Diese Besessenheit und gleichzeitige Angepasstheit und Ambitionslosigkeit, etwas an seiner Unzufriedenheit machen Nitani für mich unglaublich unsympathisch und gleichzeitig total interessant. Oshio ist der perfekte Side-Kick, ist sie zwar schon gemein, aber wesentlich reifer als er und Ashikawa sein komplettes Gegenteil, aber nicht so wie er sich das vorstellt, denn sie macht etwas, um sich wohl zu fühlen. Beim Lesen habe ich allerdings wirklich gerätselt, was sie an einem Typen wie Nitani findet. Er ist so wenig selbst reflektierend und einfach auf sich selbst bezogen und gleichzeitig darauf bedacht, den ungeschriebenen Regeln zu folgen.

„Richtig gutes Essen“ ist ein unterhaltsamer Lesesnack und ideal, wenn du eher kurze Bücher liest. Mir hat diese Zusammenstellung der Charaktere und die Gegensätzlichkeit dieser Menschen in Kombination mit einer reduzierten Erzählweise fasziniert. Auch habe ich so einiges über die japanische Arbeitskultur gelernt und für das Foto das allererste Mal asiatische Instant-Nudeln zubereitet (was jetzt für die Rezension nicht wichtig ist, aber ich dachte, ich erzähle das mal).

Über die Autorin:

Junko Takase wurde 1988 in Niihame geboren und studierte Philosophie an der Ritsumeikan-Universität. Bislang hat sie sechs Bücher geschrieben und „Richtig gutes Essen“ wurde in Japan mit dem Akutagawa-Preis ausgezeichnet. Sie lebt in Tokio.

Über die Übersetzerin:

Yoko Ann Hamann wurde 1993 geboren und studierte Japanologie mit Schwerpunkt Literaturwissenschaft an der Freien Universität Berlin sowie an der Sophia University und der University of Tokyo. Sie lebt in Berlin.

Informationen zum Buch
Buchtitel: Richtig gutes Essen
Autorin: Junko Takase
Übersetzerin: Yoko Ann Hamann
Erscheinungsdatum: 10. Februar 2026
Verlag: DuMont Buchverlag GmbH & Co. KG
ISBN: 978-3-7558-0085-9

PS: Das Buch wurde mir als kostenloses Rezensionsexemplar vom DuMont Buchverlag zur Verfügung gestellt. Herzlichen Dank dafür!
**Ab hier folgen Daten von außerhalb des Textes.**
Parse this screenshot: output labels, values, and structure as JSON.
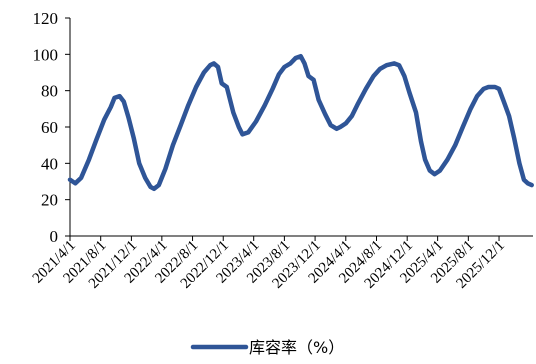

Ob mir ein Buch kostenlos als Leseexemplar zur Verfügung gestellt wurde, ich es geliehen, geschenkt bekommen oder selbst gekauft habe – all dies hat keinen Einfluss auf meine Rezension. Meine Rezensionen geben allein meine Meinung wieder, die ich mir während des Lesens gebildet habe.

Wenn du nach „Richtig gutes Essen“ Lust auf ein Buch hast, in dem gerne gegessen wird, kann ich dir „Wohnverwandtschaften“ von Isabel Bogdan empfehlen. Es geht dort zwar nicht hauptsächlich ums Essen, aber die Menschen in dem Buch empfinden sehr viel Freude beim Essen, es ist ein guter Ausgleich.